STAFF WRITERMarch 7, 2012 

  • Slow Money NC is holding a "Booch, Beer and Sustainable Business Gathering" from 6-8 p.m. today at Ninth Street Bakery, 136 E. Chapel Hill St., Durham. (Booch refers to kombucha, a fermented tea drink.)

    There will be a light supper of local food and drink followed by presentations from the Ninth Street Bakery, Greenways Transit and Homegrown City Farms about their expansion projects.

    At 7 p.m., Bryan McGannon with the American Sustainable Business Council will speak.

    For more information about Slow Money NC, go to slowmoneync.org or call Carol Hewitt at 919-656-8889.

You may have heard of the Slow Food movement, which started as a response to fast-food Goliath McDonald's opening in Rome in the late 1980s. The group encourages production of local, sustainable food and has chapters all over the world.

Let me introduce you to Slow Money, a movement hoping to finance local food entrepreneurs and grow local food systems.

The Triangle group, Slow Money NC, has made small, low-interest loans totaling more than $500,000 to more than 20 farmers, food businesses and others since June 2010.

It was started by Carol Peppe Hewitt and two friends, Lyle Estill of Piedmont Biofuels, and Jordan Puryear, who started the Shakori Hills GrassRoots Festival. The trio heard Woody Tasch, a founder and chairman of the national Slow Money group, speak and decided to help local farmers and other food entrepreneurs unable to get bank loans.

The majority of Slow Money NC's loans average about $5,000 and have helped such businesses as the Reliable Cheese Co. in Durham and Castle Rock Gardens in Chatham County. However, 16 people came up with almost $400,000 to help Chatham Marketplace, a grocery store co-op in Pittsboro, refinance its loan.

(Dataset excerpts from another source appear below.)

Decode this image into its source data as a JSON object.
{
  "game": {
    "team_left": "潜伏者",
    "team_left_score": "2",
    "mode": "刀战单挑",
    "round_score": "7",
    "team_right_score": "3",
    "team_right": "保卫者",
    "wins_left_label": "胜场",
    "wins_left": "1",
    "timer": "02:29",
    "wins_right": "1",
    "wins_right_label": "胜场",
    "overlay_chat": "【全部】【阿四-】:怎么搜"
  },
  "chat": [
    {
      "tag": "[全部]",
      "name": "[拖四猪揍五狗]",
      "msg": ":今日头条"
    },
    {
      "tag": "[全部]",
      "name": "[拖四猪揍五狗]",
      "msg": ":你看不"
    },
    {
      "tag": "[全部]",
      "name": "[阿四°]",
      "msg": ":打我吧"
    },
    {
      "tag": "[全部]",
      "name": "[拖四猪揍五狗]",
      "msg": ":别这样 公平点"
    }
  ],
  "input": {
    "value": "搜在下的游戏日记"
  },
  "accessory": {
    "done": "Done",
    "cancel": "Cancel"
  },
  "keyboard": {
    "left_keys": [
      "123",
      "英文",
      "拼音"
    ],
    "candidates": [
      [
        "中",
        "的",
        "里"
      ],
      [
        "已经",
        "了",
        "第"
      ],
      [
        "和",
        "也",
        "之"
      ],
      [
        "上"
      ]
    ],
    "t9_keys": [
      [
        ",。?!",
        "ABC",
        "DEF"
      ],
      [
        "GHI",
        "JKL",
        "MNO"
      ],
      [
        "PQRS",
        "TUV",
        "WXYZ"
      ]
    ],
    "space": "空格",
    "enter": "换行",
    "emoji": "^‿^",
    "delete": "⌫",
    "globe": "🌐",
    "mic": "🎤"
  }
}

Slow Money NC is like Kickstarter or IndieGoGo, two popular online fundraising tools used by hopeful entrepreneurs, but Slow Money NC replaces the online portal with face-to-face interactions. Tonight, interested folks are invited to the Ninth Street Bakery in downtown Durham to consider funding several projects, including a $30,000 loan to build a deck there.

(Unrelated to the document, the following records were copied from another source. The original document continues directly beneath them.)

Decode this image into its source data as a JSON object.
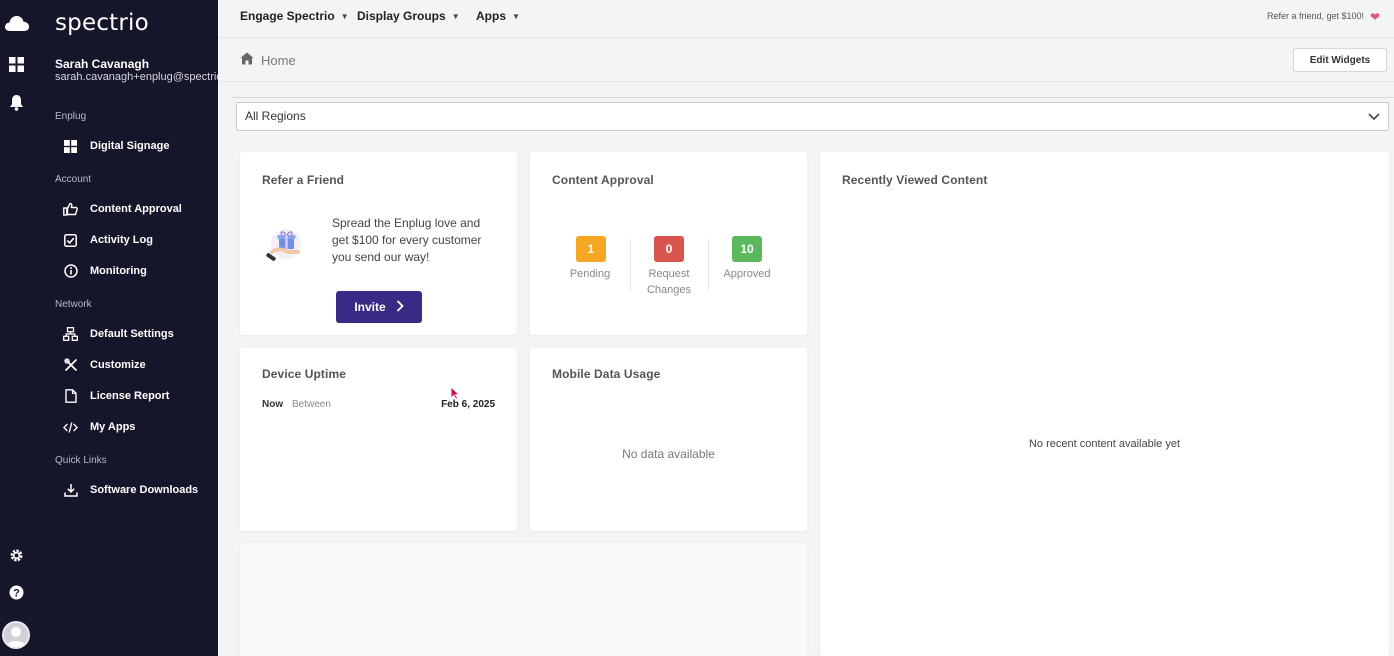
{
  "brand": "spectrio",
  "user": {
    "name": "Sarah Cavanagh",
    "email": "sarah.cavanagh+enplug@spectrio"
  },
  "sidebar": {
    "sections": {
      "enplug": "Enplug",
      "account": "Account",
      "network": "Network",
      "quick_links": "Quick Links"
    },
    "items": {
      "digital_signage": "Digital Signage",
      "content_approval": "Content Approval",
      "activity_log": "Activity Log",
      "monitoring": "Monitoring",
      "default_settings": "Default Settings",
      "customize": "Customize",
      "license_report": "License Report",
      "my_apps": "My Apps",
      "software_downloads": "Software Downloads"
    }
  },
  "topbar": {
    "menus": [
      "Engage Spectrio",
      "Display Groups",
      "Apps"
    ],
    "refer_text": "Refer a friend, get $100!"
  },
  "header": {
    "breadcrumb": "Home",
    "edit_widgets": "Edit Widgets"
  },
  "region_select": {
    "value": "All Regions"
  },
  "widgets": {
    "refer": {
      "title": "Refer a Friend",
      "text": "Spread the Enplug love and get $100 for every customer you send our way!",
      "button": "Invite"
    },
    "approval": {
      "title": "Content Approval",
      "pending": {
        "count": "1",
        "label": "Pending",
        "color": "#f5a623"
      },
      "request": {
        "count": "0",
        "label": "Request Changes",
        "color": "#d9534f"
      },
      "approved": {
        "count": "10",
        "label": "Approved",
        "color": "#5cb85c"
      }
    },
    "recent": {
      "title": "Recently Viewed Content",
      "empty": "No recent content available yet"
    },
    "uptime": {
      "title": "Device Uptime",
      "now": "Now",
      "between": "Between",
      "date": "Feb 6, 2025"
    },
    "mobile": {
      "title": "Mobile Data Usage",
      "empty": "No data available"
    }
  },
  "colors": {
    "sidebar_bg": "#16162a",
    "invite_bg": "#3a2a85",
    "heart": "#e05a6a"
  }
}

Hewitt hopes there are folks who feel the same way she does about bakery owner Frank Serrell: "I can't eat enough baked goods to support Frank to the extent that I would like to."

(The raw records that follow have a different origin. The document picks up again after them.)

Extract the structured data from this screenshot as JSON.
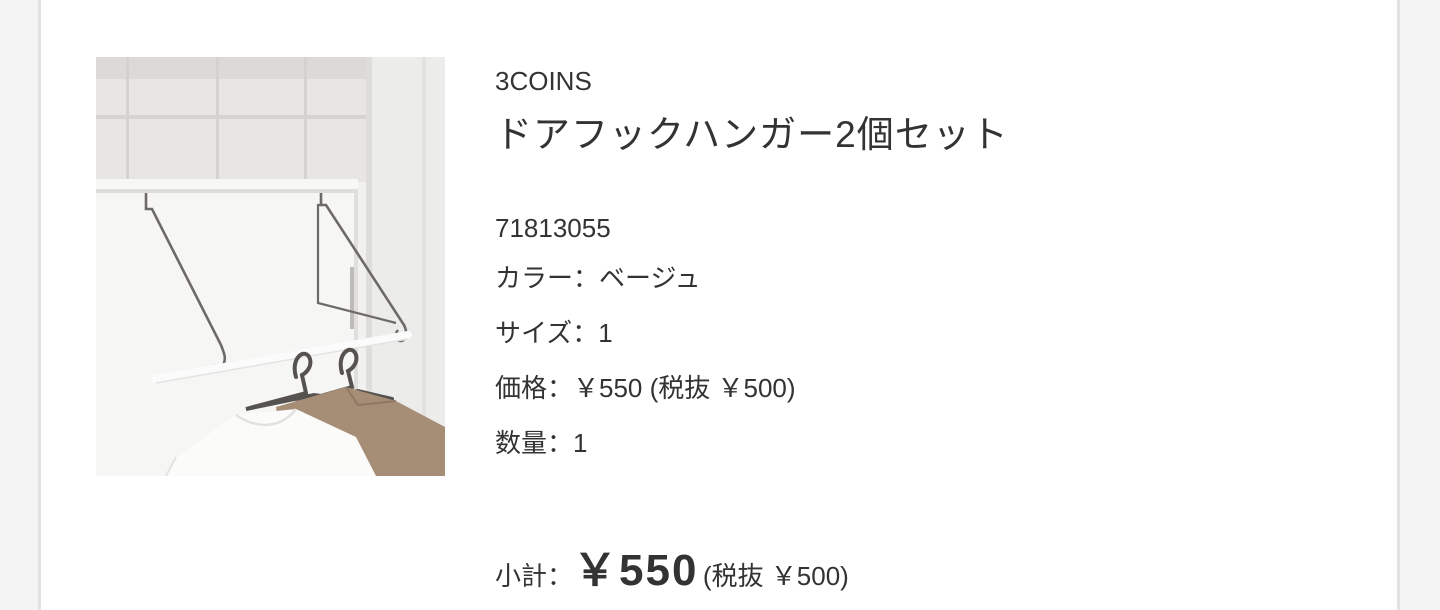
{
  "product": {
    "brand": "3COINS",
    "name": "ドアフックハンガー2個セット",
    "image_alt": "door-hook-hanger-photo",
    "sku": "71813055",
    "color_line": "カラー：ベージュ",
    "size_line": "サイズ：1",
    "price_line": "価格：￥550 (税抜 ￥500)",
    "quantity_line": "数量：1"
  },
  "subtotal": {
    "label": "小計：",
    "amount": "￥550",
    "tax_note": "(税抜 ￥500)"
  }
}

Hewitt points out that she's not a banker. She merely connects local people who are willing to make loans with local business owners who need financing - an idea that encourages community and resonates with Serrell.

"Just like we're getting control of the food that we eat, I think we need to get control of our money," Serrell says.

A beneficiary of a Slow Money NC loan is Angelina Koulizakis-Battiste, owner of Angelina's Kitchen, a small farm-to-table restaurant in Pittsboro. Koulizakis-Battiste's business started as a takeout place with a table for two.

When the space next door became available, Koulizakis-Battiste wanted to add 23 seats but she couldn't come up with the $6,000 the expansion would cost. She and her husband went to three different banks. Each rejected their loan application. She refused to resort to a credit card with a high interest rate. With Hewitt's help, Koulizakis-Battiste got a $6,000 loan at 3 percent interest.

"Slow Money totally came to our rescue," she says. "It's the best thing we ever did for our business."

Slow Money NC reminds me why I love the Triangle's vibrant local food scene. The demand for local food is so high that we add farmers markets every year. Farm-to-table restaurants thrive as well as farm-to-table food trucks, and you can sign up for weekly deliveries of local vegetables, meat, cheese, seafood and even soup. People aren't just supporting the scene with their appetites; they are opening their wallets even further.

Not only does that foster community and strengthen our local food scene, but it also means more good food to eat.